У Эсно-Пельтри духу на это не хватило, хотя смелый был человек, летчик. Но, видно, тут другая нужна смелость. В фундаментальном докладе, посвященном космонавтике, француз даже не упомянул Циолковского. Популяризатор науки писатель Я. И. Перельман, прочитав работу Эсно-Пельтри, написал Циолковскому в Калугу: «Есть ссылка на Лоренца, Годдарда, Оберта, Гомана, Валье, – но ссылок на вас я не заметил. Похоже, что автор с Вашими трудами не знаком.
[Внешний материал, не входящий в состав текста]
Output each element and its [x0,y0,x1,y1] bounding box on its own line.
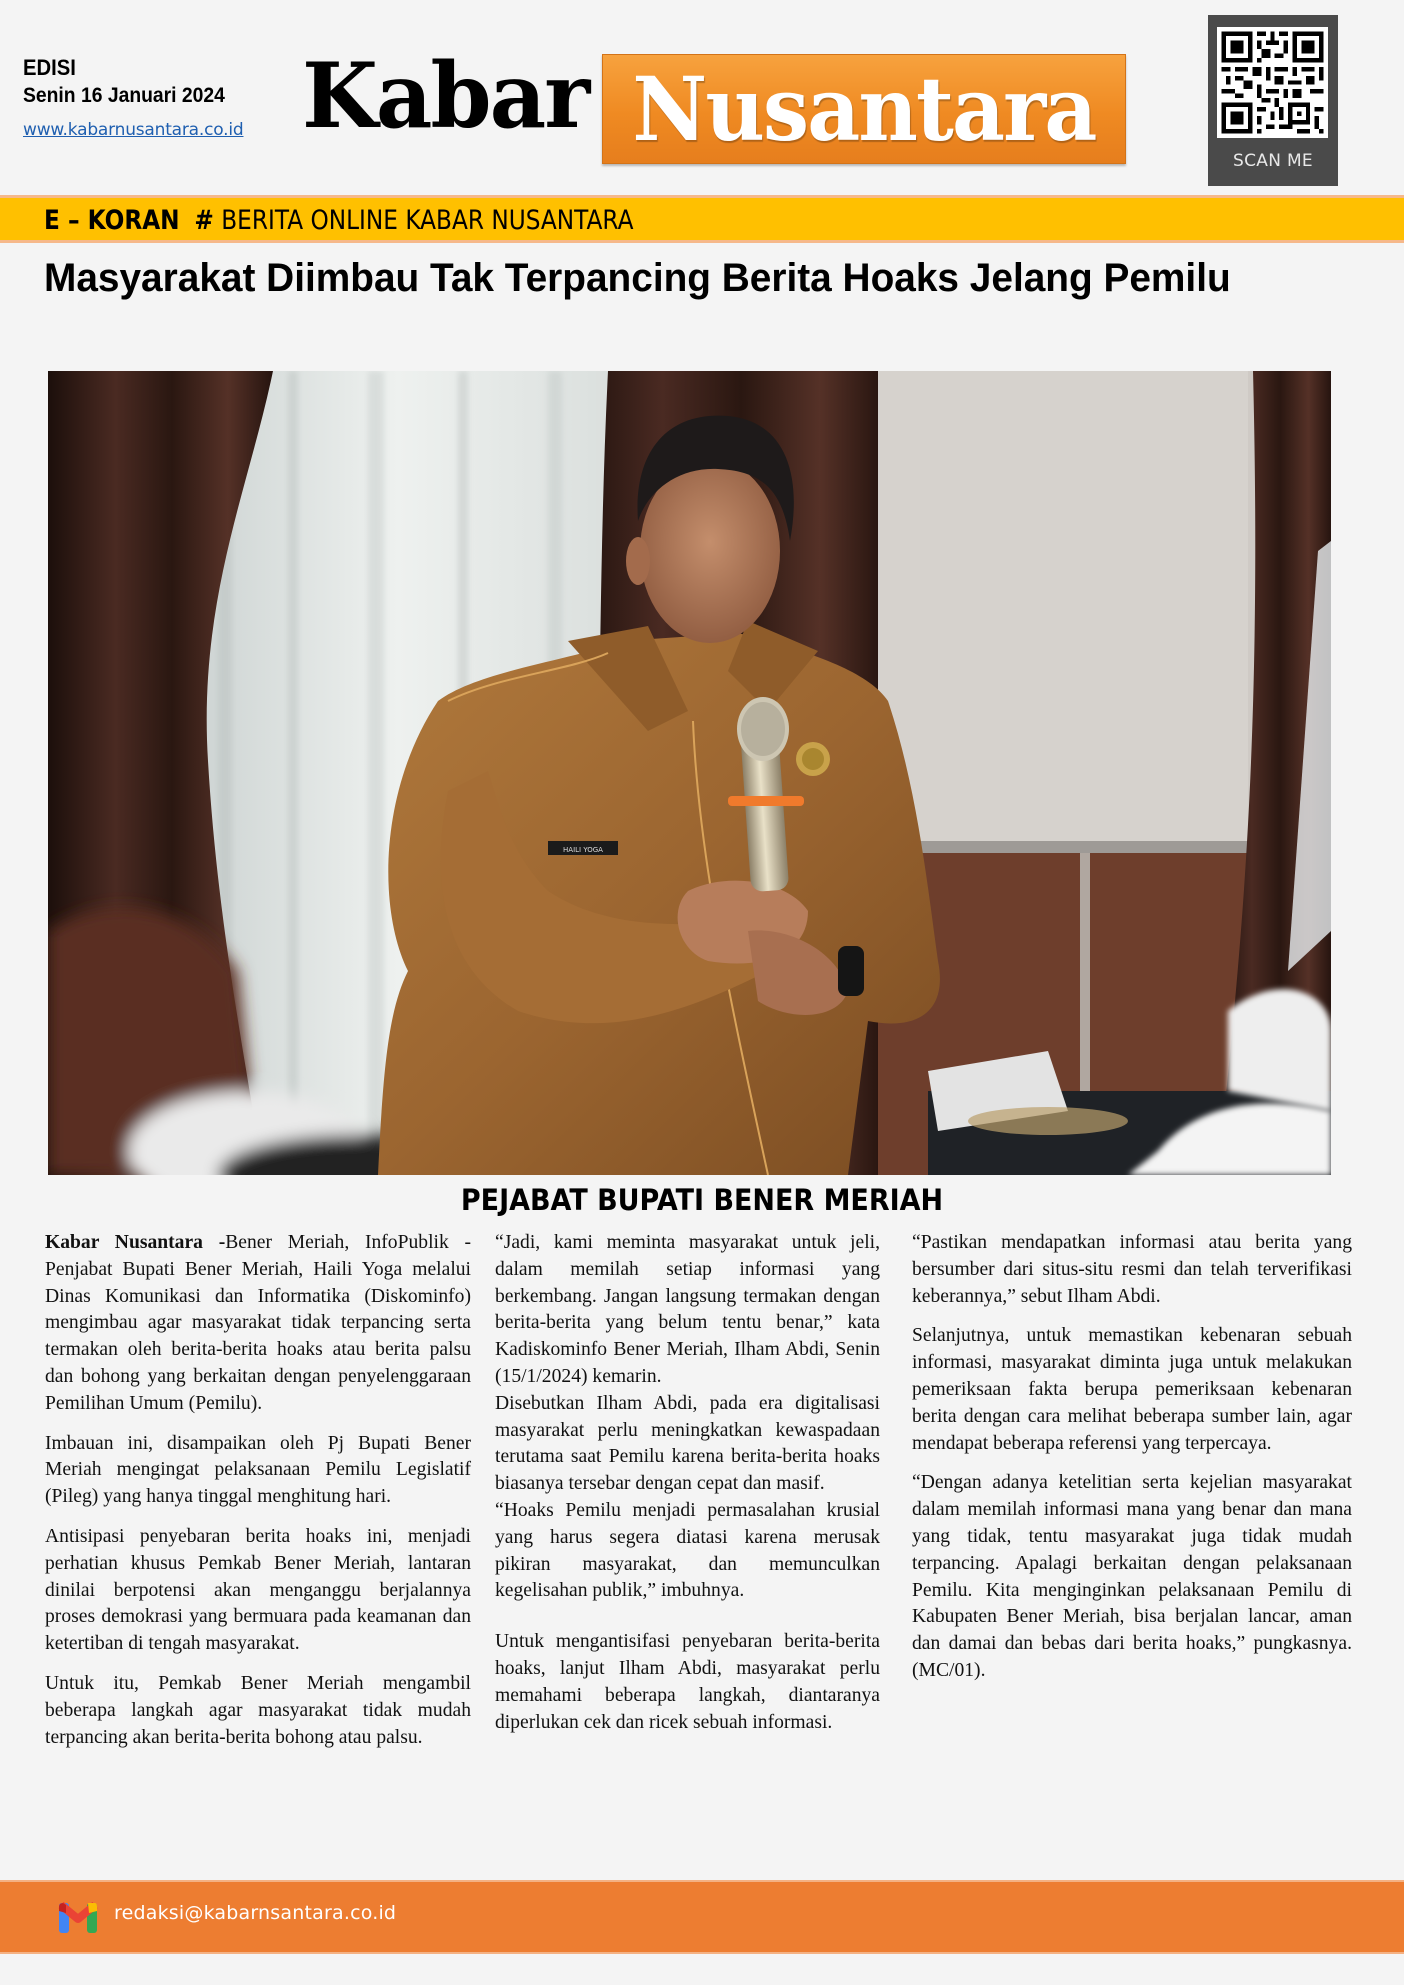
article-column-1 [45,1230,471,1764]
section-band [0,195,1404,243]
article-paragraph: “Dengan adanya ketelitian serta kejelian masyarakat dalam memilah informasi mana yang benar dan mana yang tidak, tentu masyarakat juga tidak mudah terpancing. Apalagi berkaitan dengan pelaksanaan Pemilu. Kita menginginkan pelaksanaan Pemilu di Kabupaten Bener Meriah, bisa berjalan lancar, aman dan damai dan bebas dari berita hoaks,” pungkasnya. (MC/01). [912,1472,1352,1681]
article-paragraph: “Pastikan mendapatkan informasi atau berita yang bersumber dari situs-situ resmi dan telah terverifikasi keberannya,” sebut Ilham Abdi. [912,1232,1352,1307]
article-paragraph: Disebutkan Ilham Abdi, pada era digitalisasi masyarakat perlu meningkatkan kewaspadaan terutama saat Pemilu karena berita-berita hoaks biasanya tersebar dengan cepat dan masif. [495,1392,880,1495]
article-paragraph [45,1230,471,1418]
article-paragraph: “Hoaks Pemilu menjadi permasalahan krusial yang harus segera diatasi karena merusak pikiran masyarakat, dan memunculkan kegelisahan publik,” imbuhnya. [495,1499,880,1602]
article-column-3 [912,1230,1352,1698]
footer-bar [0,1880,1404,1954]
section-tagline: BERITA ONLINE KABAR NUSANTARA [221,205,634,236]
qr-code-icon[interactable] [1217,27,1328,138]
gmail-icon [58,1899,98,1935]
qr-scan-label: SCAN ME [1233,151,1313,171]
article-photo [48,371,1331,1175]
article-paragraph: Untuk mengantisifasi penyebaran berita-berita hoaks, lanjut Ilham Abdi, masyarakat perlu memahami beberapa langkah, diantaranya diperlukan cek dan ricek sebuah informasi. [495,1631,880,1733]
qr-code-panel[interactable] [1208,15,1338,186]
article-paragraph-text: Bener Meriah, InfoPublik - Penjabat Bupati Bener Meriah, Haili Yoga melalui Dinas Komunikasi dan Informatika (Diskominfo) mengimbau agar masyarakat tidak terpancing serta termakan oleh berita-berita hoaks atau berita palsu dan bohong yang berkaitan dengan penyelenggaraan Pemilihan Umum (Pemilu). [45,1232,472,1414]
article-headline: Masyarakat Diimbau Tak Terpancing Berita Hoaks Jelang Pemilu [44,256,1231,300]
article-paragraph: Imbauan ini, disampaikan oleh Pj Bupati Bener Meriah mengingat pelaksanaan Pemilu Legislatif (Pileg) yang hanya tinggal menghitung hari. [45,1432,471,1508]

Обидно!» Через некоторое время газета «Юманите» довольно категорически напишет: «Циолковского по справедливости следует признать отцом научной астронавтики». Получается как-то неловко. Эсно-Пельтри пытается все объяснить: «…я предпринял все усилия для того, чтобы получить их (работы Циолковского. – Я. Г.). Для меня оказалось невозможным получить хотя бы маленький документ до моих докладов 1912 года». Улавливается некоторое раздражение, когда он пишет, что в 1928 году получил «от профессора С. И. Чижевского заявление с требованием подтвердить приоритет Циолковского». «Мне думается, я полностью удовлетворил его». – пишет Эсно-Пельтри. Письмо из Москвы в Париж датировано 12 апреля. Это, конечно, просто совпадение, но как блестяще подтвержден был приоритет Константина Эдуардовича ровно через 33 года, когда день 12 апреля, день триумфа Гагарина, стал международным праздником космонавтики!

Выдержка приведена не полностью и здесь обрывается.